The "Aug 9 2006 4:56PM" is just a formatted result of that numeric value.
The range is '1970-01-01 00:00:00' to sometime in the year 2037. In MySQL 4.0 and earlier, TIMESTAMP values are displayed in YYYYMMDDHHMMSS, YYMMDDHHMMSS, YYYYMMDD, or YYMMDD format, depending on whether M is 14 (or missing), 12, 8, or 6, but allows you to assign values to TIMESTAMP columns using either strings or numbers. From MySQL 4.1, TIMESTAMP is returned as a string with the format 'YYYY-MM-DD HH:MM:SS'. If you want to have this as a number you should add +0 to the timestamp column.
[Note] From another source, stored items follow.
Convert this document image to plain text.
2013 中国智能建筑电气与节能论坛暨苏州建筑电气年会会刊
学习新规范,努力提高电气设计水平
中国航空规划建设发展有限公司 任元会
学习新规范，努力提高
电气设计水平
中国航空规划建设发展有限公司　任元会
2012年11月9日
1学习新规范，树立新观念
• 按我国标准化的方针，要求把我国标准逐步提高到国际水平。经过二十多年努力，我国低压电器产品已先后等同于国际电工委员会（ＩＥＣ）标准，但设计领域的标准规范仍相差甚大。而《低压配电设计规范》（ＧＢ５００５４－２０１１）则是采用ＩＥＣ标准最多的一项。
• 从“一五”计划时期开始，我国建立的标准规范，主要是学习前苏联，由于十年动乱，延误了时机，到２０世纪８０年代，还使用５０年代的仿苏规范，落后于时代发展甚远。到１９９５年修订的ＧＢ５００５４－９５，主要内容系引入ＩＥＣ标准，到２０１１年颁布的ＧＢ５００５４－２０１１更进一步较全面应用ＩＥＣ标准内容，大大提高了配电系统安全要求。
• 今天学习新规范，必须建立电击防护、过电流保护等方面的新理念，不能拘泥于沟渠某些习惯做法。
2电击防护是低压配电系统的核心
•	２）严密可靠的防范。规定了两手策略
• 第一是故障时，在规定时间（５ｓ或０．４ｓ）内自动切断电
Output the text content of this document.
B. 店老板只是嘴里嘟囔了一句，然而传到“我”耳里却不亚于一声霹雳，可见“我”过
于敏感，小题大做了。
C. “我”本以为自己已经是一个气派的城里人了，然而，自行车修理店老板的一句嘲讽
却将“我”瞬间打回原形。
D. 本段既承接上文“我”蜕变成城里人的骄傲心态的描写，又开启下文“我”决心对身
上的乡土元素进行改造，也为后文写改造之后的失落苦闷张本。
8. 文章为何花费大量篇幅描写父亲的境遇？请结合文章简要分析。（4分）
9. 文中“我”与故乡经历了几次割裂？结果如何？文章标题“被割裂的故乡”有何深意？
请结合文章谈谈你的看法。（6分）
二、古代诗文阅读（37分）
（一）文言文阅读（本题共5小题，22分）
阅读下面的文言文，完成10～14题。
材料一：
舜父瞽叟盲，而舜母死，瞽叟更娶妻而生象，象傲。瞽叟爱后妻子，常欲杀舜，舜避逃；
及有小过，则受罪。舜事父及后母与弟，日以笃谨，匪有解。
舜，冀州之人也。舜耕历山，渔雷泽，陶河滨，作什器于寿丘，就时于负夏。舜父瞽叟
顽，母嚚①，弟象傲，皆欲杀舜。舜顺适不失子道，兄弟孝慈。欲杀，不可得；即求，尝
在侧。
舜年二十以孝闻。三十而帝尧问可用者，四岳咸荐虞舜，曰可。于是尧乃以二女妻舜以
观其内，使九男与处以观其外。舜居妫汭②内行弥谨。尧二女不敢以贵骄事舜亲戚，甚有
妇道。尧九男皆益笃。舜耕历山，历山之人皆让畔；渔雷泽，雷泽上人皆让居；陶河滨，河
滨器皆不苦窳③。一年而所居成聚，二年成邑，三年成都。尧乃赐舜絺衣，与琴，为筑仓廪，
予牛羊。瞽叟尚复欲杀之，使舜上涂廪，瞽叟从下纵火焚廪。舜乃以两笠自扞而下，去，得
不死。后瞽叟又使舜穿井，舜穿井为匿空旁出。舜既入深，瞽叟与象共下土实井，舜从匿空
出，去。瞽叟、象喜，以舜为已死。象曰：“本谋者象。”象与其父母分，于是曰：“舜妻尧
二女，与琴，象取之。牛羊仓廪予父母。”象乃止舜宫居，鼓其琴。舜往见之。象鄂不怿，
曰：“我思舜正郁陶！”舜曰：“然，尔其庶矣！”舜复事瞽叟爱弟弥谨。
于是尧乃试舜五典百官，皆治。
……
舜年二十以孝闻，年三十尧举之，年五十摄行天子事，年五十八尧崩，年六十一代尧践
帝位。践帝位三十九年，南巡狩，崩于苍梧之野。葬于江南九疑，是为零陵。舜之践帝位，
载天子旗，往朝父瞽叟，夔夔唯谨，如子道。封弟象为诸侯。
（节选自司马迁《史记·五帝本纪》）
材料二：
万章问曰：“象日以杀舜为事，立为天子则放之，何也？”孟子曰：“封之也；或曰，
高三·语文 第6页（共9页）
The M argument affects only how a TIMESTAMP column is displayed; its values always are stored using 4 bytes each. Note that TIMESTAMP(M) columns where M is 8 or 14 are reported to be numbers while other TIMESTAMP(M) columns are reported to be strings. This is just to ensure that one can reliably dump and restore the table with these types!